Crouching beside the makeshift shelter shared with his parents and five siblings, Fanfan Edouard slowly sharpens his machete. But there’s no rush to cut firewood, because there is no food to cook.

“I’ll try to buy rice on credit and find work, anything to pay later,” the 26-year-old says, speaking without much conviction.

Since Hurricane Matthew destroyed their two small homes, the Edouard family makes ends meet in a shelter just a few square meters large.

But corrugated tin roofs do little to protect the two beds they share. When it rains, the family spends their nights in a nearby cave.

“We’re not comfortable because we have to pile up on each other, but it’s a chance for us to have a dry space,” says Edouard’s mother, Marguerite.

Having just one cave for shelter is hardly the main concern of the approximately 100 people who live in Fond Rouge, on the outskirts of Jeremie in the southwest of Haiti.

Matthew slammed the region around Jeremie in October 2016. The storm, which tore through the Caribbean, killed more than 700 people — mostly in Haiti — and caused some $2.8 billion in damage.

Haiti is also still struggling to recover from the world’s most significant cholera outbreak, with an estimated 30,000 cases expected this year, as well as the effects of the January 2010 earthquake, with tens of thousands of people still camping in tents without proper sanitation.

– ‘Used to misery’ –
Isolated some two hours on foot from the nearest town, these small farming families that lost their crops received aid only once in the past six months. They survived on tea of wild herbs and bread – and endure plenty of hunger.

“We’re Haitians, we’re used to misery,” says Joachim Agelot, a 22 year-old hurricane survivor. “I was in (school when the hurricane struck) and this is my life now: I can’t go to school anymore, and I lost two sisters in the hurricane.”
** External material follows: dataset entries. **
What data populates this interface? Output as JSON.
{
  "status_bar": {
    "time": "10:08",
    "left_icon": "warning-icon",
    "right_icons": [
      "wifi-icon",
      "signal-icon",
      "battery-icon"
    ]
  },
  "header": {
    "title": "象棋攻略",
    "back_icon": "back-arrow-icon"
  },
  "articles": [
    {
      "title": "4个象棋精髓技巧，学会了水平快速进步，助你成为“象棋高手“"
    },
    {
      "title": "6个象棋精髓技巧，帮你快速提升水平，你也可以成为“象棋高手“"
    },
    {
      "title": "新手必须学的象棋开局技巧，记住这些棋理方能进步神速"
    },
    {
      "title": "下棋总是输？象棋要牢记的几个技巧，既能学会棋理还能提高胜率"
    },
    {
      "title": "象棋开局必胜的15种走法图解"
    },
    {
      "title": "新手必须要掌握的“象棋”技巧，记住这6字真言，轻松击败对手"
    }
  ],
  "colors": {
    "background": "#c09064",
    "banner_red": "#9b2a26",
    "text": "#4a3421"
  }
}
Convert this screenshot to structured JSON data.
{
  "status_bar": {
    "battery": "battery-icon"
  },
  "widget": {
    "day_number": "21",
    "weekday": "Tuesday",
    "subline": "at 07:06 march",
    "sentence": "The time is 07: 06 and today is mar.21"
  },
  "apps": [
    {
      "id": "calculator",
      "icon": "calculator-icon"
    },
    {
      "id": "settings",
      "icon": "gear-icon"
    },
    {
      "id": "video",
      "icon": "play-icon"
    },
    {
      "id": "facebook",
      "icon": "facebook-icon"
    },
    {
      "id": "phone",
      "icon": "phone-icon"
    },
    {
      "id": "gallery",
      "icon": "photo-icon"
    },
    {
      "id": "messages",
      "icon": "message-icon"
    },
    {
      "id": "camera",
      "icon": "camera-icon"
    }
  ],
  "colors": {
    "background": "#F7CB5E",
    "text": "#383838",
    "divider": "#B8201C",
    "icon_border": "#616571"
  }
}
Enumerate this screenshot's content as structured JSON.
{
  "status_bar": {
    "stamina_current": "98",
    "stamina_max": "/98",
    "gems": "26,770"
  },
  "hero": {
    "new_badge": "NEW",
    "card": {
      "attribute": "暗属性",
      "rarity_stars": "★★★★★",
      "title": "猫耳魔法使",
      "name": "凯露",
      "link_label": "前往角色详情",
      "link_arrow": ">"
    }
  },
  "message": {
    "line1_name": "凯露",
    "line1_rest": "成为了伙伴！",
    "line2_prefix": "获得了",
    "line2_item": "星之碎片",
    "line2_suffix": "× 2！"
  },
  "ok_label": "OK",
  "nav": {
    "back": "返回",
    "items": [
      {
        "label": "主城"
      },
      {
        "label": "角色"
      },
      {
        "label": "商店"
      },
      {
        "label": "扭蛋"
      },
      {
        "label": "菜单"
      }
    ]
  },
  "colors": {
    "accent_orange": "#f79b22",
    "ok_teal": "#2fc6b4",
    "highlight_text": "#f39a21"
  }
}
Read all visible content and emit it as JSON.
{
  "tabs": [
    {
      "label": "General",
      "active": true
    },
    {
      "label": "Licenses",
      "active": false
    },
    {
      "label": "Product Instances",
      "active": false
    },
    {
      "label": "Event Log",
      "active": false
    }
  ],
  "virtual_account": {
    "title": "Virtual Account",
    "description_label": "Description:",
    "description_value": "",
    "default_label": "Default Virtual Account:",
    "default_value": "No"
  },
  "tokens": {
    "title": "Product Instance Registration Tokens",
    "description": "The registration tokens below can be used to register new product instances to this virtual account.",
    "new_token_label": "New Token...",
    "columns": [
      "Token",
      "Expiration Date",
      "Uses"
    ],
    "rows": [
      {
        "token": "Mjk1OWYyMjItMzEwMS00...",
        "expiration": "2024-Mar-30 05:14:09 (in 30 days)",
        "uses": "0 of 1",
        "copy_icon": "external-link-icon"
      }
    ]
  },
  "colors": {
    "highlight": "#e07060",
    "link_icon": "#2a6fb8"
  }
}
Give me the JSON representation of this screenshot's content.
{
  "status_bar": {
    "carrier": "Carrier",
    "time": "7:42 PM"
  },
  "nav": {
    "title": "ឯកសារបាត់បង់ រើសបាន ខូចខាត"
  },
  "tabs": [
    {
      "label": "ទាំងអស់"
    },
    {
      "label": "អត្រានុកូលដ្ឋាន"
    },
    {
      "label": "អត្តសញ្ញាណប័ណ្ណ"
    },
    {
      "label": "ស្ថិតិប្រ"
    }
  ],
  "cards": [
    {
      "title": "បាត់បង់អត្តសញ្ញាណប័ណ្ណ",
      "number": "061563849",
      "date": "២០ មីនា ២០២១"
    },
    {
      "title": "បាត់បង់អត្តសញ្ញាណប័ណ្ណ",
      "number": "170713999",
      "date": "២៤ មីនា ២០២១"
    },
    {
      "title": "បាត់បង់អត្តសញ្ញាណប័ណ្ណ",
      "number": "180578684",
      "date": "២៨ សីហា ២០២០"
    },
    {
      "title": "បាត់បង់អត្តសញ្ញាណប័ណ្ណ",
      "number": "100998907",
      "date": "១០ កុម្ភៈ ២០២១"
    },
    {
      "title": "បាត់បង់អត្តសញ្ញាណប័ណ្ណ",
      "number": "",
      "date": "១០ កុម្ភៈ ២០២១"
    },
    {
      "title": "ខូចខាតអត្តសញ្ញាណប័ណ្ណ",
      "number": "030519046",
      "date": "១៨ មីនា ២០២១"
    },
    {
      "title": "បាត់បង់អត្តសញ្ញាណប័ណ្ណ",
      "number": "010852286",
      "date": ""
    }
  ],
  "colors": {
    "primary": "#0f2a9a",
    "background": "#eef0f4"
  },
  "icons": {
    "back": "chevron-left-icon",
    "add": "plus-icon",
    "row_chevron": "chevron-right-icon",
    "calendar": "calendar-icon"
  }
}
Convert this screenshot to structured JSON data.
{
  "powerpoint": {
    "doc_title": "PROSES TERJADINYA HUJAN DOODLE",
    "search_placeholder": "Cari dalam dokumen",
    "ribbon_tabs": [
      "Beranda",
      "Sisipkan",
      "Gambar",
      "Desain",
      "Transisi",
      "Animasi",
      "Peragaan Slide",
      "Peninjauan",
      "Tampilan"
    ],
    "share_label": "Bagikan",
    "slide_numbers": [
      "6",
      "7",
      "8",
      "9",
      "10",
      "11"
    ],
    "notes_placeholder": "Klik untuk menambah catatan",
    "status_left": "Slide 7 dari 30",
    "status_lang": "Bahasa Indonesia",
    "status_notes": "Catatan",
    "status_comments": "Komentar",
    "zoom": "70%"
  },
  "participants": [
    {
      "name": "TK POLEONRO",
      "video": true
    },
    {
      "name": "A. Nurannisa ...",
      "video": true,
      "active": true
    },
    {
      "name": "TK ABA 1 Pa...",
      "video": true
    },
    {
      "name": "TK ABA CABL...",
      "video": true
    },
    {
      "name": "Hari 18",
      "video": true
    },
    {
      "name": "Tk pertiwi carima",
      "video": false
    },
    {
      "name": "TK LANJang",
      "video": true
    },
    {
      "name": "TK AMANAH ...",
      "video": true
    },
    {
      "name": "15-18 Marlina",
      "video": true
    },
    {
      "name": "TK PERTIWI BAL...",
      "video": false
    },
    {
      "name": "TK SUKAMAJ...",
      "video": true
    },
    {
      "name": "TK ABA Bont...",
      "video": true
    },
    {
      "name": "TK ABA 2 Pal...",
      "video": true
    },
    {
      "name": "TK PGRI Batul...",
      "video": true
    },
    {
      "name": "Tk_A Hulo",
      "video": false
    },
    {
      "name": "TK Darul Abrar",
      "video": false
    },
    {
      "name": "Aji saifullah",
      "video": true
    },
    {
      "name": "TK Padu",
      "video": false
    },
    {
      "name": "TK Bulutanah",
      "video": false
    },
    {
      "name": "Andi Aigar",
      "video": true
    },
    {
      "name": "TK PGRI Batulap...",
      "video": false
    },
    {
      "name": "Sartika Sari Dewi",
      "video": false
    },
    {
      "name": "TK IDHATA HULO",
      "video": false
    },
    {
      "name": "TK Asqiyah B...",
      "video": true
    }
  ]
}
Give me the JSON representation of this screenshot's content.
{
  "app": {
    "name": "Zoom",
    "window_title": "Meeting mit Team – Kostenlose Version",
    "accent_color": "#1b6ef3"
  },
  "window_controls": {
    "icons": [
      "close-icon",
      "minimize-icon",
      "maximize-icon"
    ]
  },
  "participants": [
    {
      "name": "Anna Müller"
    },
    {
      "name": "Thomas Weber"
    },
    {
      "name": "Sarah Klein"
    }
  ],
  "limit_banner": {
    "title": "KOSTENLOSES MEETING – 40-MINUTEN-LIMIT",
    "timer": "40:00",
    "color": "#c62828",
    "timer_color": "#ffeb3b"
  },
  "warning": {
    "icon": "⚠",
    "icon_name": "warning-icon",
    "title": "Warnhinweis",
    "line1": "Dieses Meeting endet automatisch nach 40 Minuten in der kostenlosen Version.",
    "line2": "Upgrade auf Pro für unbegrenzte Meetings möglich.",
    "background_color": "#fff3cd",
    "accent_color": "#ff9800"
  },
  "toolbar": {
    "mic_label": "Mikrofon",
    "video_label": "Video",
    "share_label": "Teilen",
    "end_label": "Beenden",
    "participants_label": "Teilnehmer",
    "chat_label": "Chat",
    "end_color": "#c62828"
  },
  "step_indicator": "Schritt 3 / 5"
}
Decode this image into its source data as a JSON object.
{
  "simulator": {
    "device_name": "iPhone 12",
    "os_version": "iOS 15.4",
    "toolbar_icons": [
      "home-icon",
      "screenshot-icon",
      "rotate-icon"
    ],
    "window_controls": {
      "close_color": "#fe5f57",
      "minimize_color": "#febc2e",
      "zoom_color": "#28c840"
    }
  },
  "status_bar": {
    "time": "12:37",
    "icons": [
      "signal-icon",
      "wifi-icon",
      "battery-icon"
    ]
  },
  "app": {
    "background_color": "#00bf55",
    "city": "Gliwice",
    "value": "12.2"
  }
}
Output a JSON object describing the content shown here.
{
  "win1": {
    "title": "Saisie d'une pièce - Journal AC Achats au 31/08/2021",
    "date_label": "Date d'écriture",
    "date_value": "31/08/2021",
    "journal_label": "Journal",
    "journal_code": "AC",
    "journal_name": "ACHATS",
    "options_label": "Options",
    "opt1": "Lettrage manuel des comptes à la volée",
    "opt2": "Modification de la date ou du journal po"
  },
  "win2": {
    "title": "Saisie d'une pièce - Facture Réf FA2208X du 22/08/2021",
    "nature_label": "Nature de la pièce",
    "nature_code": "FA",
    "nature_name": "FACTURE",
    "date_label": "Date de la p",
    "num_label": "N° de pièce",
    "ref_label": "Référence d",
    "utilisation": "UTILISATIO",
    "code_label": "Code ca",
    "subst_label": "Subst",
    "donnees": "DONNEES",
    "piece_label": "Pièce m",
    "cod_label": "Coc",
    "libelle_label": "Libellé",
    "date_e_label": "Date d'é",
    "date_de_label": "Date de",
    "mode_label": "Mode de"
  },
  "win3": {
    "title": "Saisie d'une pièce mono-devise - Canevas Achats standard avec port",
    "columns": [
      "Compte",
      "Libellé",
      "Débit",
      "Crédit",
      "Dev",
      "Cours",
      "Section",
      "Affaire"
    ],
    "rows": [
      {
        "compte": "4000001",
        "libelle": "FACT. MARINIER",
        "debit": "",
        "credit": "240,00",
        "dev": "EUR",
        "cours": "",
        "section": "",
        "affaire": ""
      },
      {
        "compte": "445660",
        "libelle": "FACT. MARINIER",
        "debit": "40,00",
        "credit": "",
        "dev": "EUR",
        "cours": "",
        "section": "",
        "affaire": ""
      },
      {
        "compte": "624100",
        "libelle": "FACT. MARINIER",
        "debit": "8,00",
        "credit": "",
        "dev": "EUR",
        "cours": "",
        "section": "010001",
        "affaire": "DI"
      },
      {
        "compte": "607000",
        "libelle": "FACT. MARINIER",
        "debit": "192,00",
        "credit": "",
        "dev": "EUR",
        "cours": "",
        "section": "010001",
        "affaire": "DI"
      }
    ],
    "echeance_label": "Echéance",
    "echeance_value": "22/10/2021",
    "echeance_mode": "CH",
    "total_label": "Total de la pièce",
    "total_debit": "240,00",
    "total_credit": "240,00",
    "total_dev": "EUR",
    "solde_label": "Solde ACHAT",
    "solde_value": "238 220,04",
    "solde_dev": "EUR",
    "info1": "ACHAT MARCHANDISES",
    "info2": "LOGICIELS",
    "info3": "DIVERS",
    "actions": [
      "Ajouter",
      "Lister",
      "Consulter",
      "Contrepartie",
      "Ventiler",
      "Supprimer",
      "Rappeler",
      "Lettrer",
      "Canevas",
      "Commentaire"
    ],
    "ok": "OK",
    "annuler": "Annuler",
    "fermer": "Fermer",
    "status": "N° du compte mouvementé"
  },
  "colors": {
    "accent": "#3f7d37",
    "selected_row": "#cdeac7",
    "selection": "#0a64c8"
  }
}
In downtown Jeremie, where NGO aid groups regularly meet with United Nations officials, the living conditions of hurricane survivors is hardly any better.

On Jeremie’s beach some 15 men work to raise a nearly empty net.

“We all lost our boats so we can only fish here,” lamented Astrid Guerrier, 38. “There is nothing but small fish. We know that it’s dangerous because they do not have time to breed, so later there will be fewer fish.”

“But we have no choice: we only have that to eat and to try to earn a little money.”

With her feet in the sand, Wiliana Charles has managed to rake in just a dozen fish — mere centimeters long — and a few crabs.

“Sometimes I lose money doing this, because at the market I cannot resell them at the price I paid the fisherman,” she said, adding that yesterday she failed to make even 25 Haitian gourdes, about 36 US cents.

Earning less than half a dollar a day means she cannot feed her five children.

“I always look for friends and neighbors who can give me a portion,” she said, her eyes fixed on the meager catch. “Really, I wonder if I have the right to live in this world.”

– Waste of resources –
In March, a branch of the minister of agriculture working on food security dubbed the circumstances in the southwest Grande Anse department — which took a direct hit from the storm — “chaotic,” saying that more than 180,000 people were in an “emergency situation.”

Bertrand Dasney, who works in Jeremie for the ministry of agriculture, got the fishermen’s association to voluntarily clean up trash that has accumulated over past months on the beach.

He is a witness to the daily challenge Haitians face to survive as well as what he sees as a waste of resources.

“The money goes into the big cars that come and go, in the gas they consume,” he said. “Imagine, the other day, a foreign NGO took two cars, 10 people, just to put two boxes back in a remote area.”

“They are not accountable to us, Haitians, but they will have to be accountable to God,” he said, earning approving looks from fishermen who have resumed cleaning, though without masks to protect themselves from toxic fumes.

“Unfortunately, we don’t have the money to buy them,” sighed Dasney.